TNI AL, Dit Polair dan Bea Cukai Laksanakan Rakor Upaya Berantas Penyelundupan Barang Ilegal

0

humas.polri.go.id- Direktorat Kepolisian Air (Ditpolair) Polda Sumut melaksanakan rapat koordinasi terkait isu penyelundupan di Wilayah Pantai Timur Selat Malaka pada hari Kamis, 9 November 2017 jam 09.00 s/d 13.00 wib di Aula Kanwil BC Belawan.

Rakor tersebut dipimpin oleh Kabid Penindakan dan Penyidikan Bea Cukai (P2BC) dan dihadiri oleh Dirpolair, Dit krimsus, Dit Krimum, DanOps & Asintel Lantamal. Turut pula dihadiri oleh beberapa Kapolres jajaran Polda Sumut antara lain Kapolres Tj Balai, Asahan, Lab. Batu, B.Bara, Tebing Tinggi, Langkat, Pel Belawan, Sergai, dan Polres Deli Serdang.

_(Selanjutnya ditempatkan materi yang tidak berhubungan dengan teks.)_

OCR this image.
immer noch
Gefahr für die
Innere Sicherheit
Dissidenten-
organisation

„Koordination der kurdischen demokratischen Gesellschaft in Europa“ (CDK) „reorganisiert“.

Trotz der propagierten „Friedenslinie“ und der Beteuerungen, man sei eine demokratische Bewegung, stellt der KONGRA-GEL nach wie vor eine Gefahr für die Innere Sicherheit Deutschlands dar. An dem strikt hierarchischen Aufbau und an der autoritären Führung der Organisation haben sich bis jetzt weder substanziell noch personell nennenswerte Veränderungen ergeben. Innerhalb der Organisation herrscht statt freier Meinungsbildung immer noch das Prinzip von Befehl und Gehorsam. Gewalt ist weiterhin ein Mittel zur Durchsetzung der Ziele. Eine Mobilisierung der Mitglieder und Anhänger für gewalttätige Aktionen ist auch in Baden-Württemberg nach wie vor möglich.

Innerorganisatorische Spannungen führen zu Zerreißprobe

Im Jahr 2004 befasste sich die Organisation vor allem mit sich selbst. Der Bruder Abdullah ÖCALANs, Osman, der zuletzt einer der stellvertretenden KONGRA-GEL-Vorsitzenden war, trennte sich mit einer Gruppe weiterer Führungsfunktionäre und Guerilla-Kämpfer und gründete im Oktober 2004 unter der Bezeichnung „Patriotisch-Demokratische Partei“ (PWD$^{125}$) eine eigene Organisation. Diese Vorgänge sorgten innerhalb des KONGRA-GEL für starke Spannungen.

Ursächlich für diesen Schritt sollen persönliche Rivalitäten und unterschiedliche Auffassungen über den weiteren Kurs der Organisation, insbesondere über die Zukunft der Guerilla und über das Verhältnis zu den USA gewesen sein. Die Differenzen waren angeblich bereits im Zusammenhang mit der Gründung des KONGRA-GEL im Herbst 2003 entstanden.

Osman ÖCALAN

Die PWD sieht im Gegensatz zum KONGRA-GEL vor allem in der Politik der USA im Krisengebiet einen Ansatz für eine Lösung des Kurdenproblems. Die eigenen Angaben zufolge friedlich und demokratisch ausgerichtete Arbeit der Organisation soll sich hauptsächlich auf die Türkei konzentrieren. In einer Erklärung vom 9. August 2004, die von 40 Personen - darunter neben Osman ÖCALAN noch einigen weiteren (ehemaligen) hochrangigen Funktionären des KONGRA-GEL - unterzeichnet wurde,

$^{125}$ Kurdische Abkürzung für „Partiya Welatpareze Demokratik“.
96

Dalam rakor tersebut diagendakan paparan oleh Kabid P2BC yang menjelaskan upaya jajaran Bea Cukai yang telah lama serius melakukan pemberantasan penyelundupan antara lain melalui Patroli Bersama dan penegakan hukum atas perlawanan masyarakat kepada petugas dengan sasaran kapal/pelaku lundup barang illegal.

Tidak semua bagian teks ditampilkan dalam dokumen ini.